По вечерам мои сожители обычно уходили к земляку в соседний домик, вели там беседы на родной «мове», иногда вполголоса пели свои хохлацкие песни особенно «Реве тай стогне Днипр широкий», трогавшую их до слез. А я зажигал большую керосиновую лампу и занимался забытой «письменностью»: переводил на французский Тютчева, составлял на память антологию любимых стихов. Словом, коротал время: книг не было.

И вот однажды ко мне зашел Каплан. Это было так неожиданно, что я, пока скрипели ступеньки чердачной лестницы под его шагами, не позаботился убрать сковороду с уличающими остатками не положенного зэкам блюда. Однако начальник и не подумал им интересоваться. Вежливо поздоровавшись, он присел к столу и с ходу объяснил, что, как ни обособленно мы живем, следует остерегаться доносов, поэтому он не может, как бы ни хотел, со мной общаться, перевести в кладовщики или завхозы, но предлагает осторожно к нему заходить, порыться в его книгах… Мельком упомянул о своем филологическом образовании, желании потолковать о предметах отвлеченных — и ушел, дружески пожав руку. Но лишь когда Лев Григорьевич, зайдя на крольчатник, повторил приглашение, я рискнул к нему зайти.

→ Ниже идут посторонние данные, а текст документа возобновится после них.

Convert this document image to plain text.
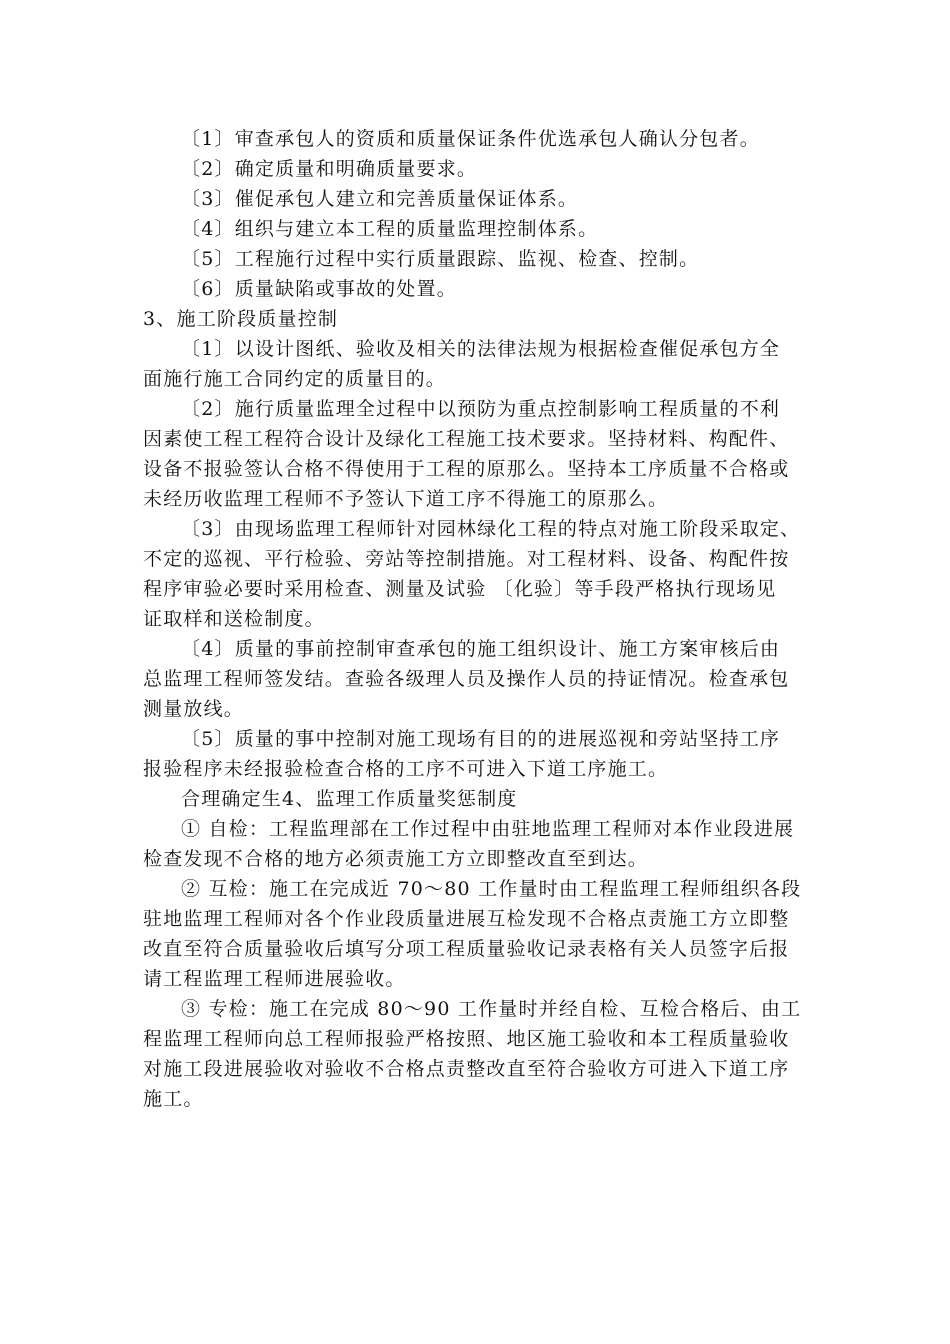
〔1〕审查承包人的资质和质量保证条件优选承包人确认分包者。
〔2〕确定质量和明确质量要求。
〔3〕催促承包人建立和完善质量保证体系。
〔4〕组织与建立本工程的质量监理控制体系。
〔5〕工程施行过程中实行质量跟踪、监视、检查、控制。
〔6〕质量缺陷或事故的处置。
3、施工阶段质量控制
〔1〕以设计图纸、验收及相关的法律法规为根据检查催促承包方全
面施行施工合同约定的质量目的。
〔2〕施行质量监理全过程中以预防为重点控制影响工程质量的不利
因素使工程工程符合设计及绿化工程施工技术要求。坚持材料、构配件、
设备不报验签认合格不得使用于工程的原那么。坚持本工序质量不合格或
未经历收监理工程师不予签认下道工序不得施工的原那么。
〔3〕由现场监理工程师针对园林绿化工程的特点对施工阶段采取定、
不定的巡视、平行检验、旁站等控制措施。对工程材料、设备、构配件按
程序审验必要时采用检查、测量及试验 〔化验〕等手段严格执行现场见
证取样和送检制度。
〔4〕质量的事前控制审查承包的施工组织设计、施工方案审核后由
总监理工程师签发结。查验各级理人员及操作人员的持证情况。检查承包
测量放线。
〔5〕质量的事中控制对施工现场有目的的进展巡视和旁站坚持工序
报验程序未经报验检查合格的工序不可进入下道工序施工。
合理确定生4、监理工作质量奖惩制度
① 自检：工程监理部在工作过程中由驻地监理工程师对本作业段进展
检查发现不合格的地方必须责施工方立即整改直至到达。
② 互检：施工在完成近 70～80 工作量时由工程监理工程师组织各段
驻地监理工程师对各个作业段质量进展互检发现不合格点责施工方立即整
改直至符合质量验收后填写分项工程质量验收记录表格有关人员签字后报
请工程监理工程师进展验收。
③ 专检：施工在完成 80～90 工作量时并经自检、互检合格后、由工
程监理工程师向总工程师报验严格按照、地区施工验收和本工程质量验收
对施工段进展验收对验收不合格点责整改直至符合验收方可进入下道工序
施工。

Темным вечером я тенью шмыгнул в дверь директорской квартиры. На полу настелены половики, стоит кое-какая мебель. Письменный стол освещала яркая керосиновая лампа. Эта обстановка, да и сам хозяин, умным, строговатым взглядом и несколько чопорной вежливостью напоминавший русских провинциальных врачей, были такими внелагерными, что я себя почувствовал, словно зашел навестить знакомого. Перестал стесняться своей замызганной сряды и стряхнул скованность лагерного работяги перед начальством.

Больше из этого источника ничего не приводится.